# Plunking ???



## yonderfishin (Apr 9, 2006)

Anybody on here ever do any "plunking" in Ohio and care to share any tips for doing this in Ohio's tributaries ? I didnt know what it meant until just now , even though it dont seem as "sporting" or or as pleasurable as the other methods , looks like it could be productive when the water is to high to fish any other way. I have searched it a little on the net , some people use spin n glows , others use some kind of lipped crankbait. This is interesting. I wonder what is the best kind of crankbait to use.


----------



## Salmonid (Apr 14, 2004)

Hmmm. I know Plunking is what the guys do in Michigan for salmon, its also called "Chuck and Duck" , same technique, different name for it. 
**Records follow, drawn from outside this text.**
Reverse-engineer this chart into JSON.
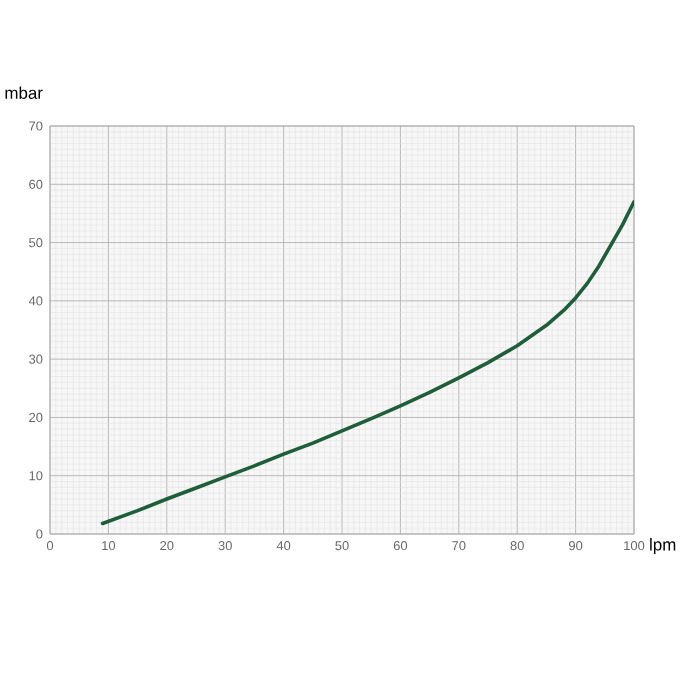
{
  "chart_data": {
    "type": "line",
    "xlabel": "lpm",
    "ylabel": "mbar",
    "xlim": [
      0,
      100
    ],
    "ylim": [
      0,
      70
    ],
    "xticks": [
      0,
      10,
      20,
      30,
      40,
      50,
      60,
      70,
      80,
      90,
      100
    ],
    "yticks": [
      0,
      10,
      20,
      30,
      40,
      50,
      60,
      70
    ],
    "grid": true,
    "marker": "none",
    "line_style": "solid",
    "series": [
      {
        "color": "#1e5e3a",
        "x": [
          9,
          15,
          20,
          25,
          30,
          35,
          40,
          45,
          50,
          55,
          60,
          65,
          70,
          75,
          80,
          85,
          88,
          90,
          92,
          94,
          96,
          98,
          100
        ],
        "values": [
          1.8,
          4,
          6,
          7.9,
          9.8,
          11.7,
          13.7,
          15.6,
          17.7,
          19.8,
          22,
          24.3,
          26.8,
          29.4,
          32.3,
          35.8,
          38.4,
          40.5,
          43,
          46,
          49.5,
          53,
          57
        ]
      }
    ]
  }
}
Another area that term is used is what the live bait do when fishing trout, they use a big wad of nightcrawlers behind a split shot, that is often called "Plunking" 

It sounds like your referring to another technique though...

Salmonid


----------



## yonderfishin (Apr 9, 2006)

Salmonid said:


> Hmmm. I know Plunking is what the guys do in Michigan for salmon, its also called "Chuck and Duck" , same technique, different name for it.
> 
> Another area that term is used is what the live bait do when fishing trout, they use a big wad of nightcrawlers behind a split shot, that is often called "Plunking"
> 
> ...



The plunking Im referring to is where they apparently use a heavy weight attached to the main line with a slip rig , the main line has a swivel and then a leader with a plug of some type or spin n glow with skein. The weight holds the rig in place but since its on a slip rig its independent of the main line. The rig holds the spinner , crankbait , plug in place as the current provides the action of the lure. Its just a waiting game at that point but if you plunk it in an area you know that they have to pass through to get upstream it will be there spinning or wobbling away when they do. From what I read it can be really effective even during high water periods when you cant fish any other way. But I can only find the most basic information on it , there are even a couple youtube videos on plunking for steelhead but still basic and vague. Would like to hear from someone who has used the method a few times , maybe get some pros and cons , tips on which plugs or spin n glos work best , etc.


----------



## Lundfish (Apr 7, 2010)

What are spin n glos?


----------



## yonderfishin (Apr 9, 2006)

Lundfish said:


> What are spin n glos?



These things , I dont have any experience with them but Ive seen them used for both salmon and steelhead in Michigan.


----------



## FISHIN216 (Mar 18, 2009)

Lundfish said:


> What are spin n glos?


I have seen these. My buddy got some micro ones and he put a trout worm behind it. Never caught anything but they look awesome in the water

posted using Outdoor Hub Campfire


----------



## flyphisherman (Jul 7, 2009)

Spin n Glo's, Flashers, and Plunking are all popular on the west coast. I tried plunking on the Columbia for skams. It was an effective technique out there. We hooked a couple fresh steelies using a rig with a 3 way swivel. The line that hung down off the 3 way was tied to a cannon ball sinker. This line was lighter than your main line. The line that ran sideways off the 3 way was a good heavy line that we tied to kwikfish. The basic idea was to anchor the boat then "plunk" some cannon balls to the bottom of the river. Once you get your cannon ball to "anchor up"/hang up you would run a tight line and leave your rod in a holder. You could see the swimming action of the kwikfish in the rod tip. Then it was a waiting game. The line with the cannonball sinker would break away when there was a fish on. The Columbia is a seriously LARGE river. The guys who bank fish for sturgeon literally hitch themselves to their truck so they don't get yanked in. Yeehaw!!!!

http://www.google.com/imgres?imgurl...3Ge66yAGChICwDA&sqi=2&ved=0CC4Q9QEwBA&dur=173


----------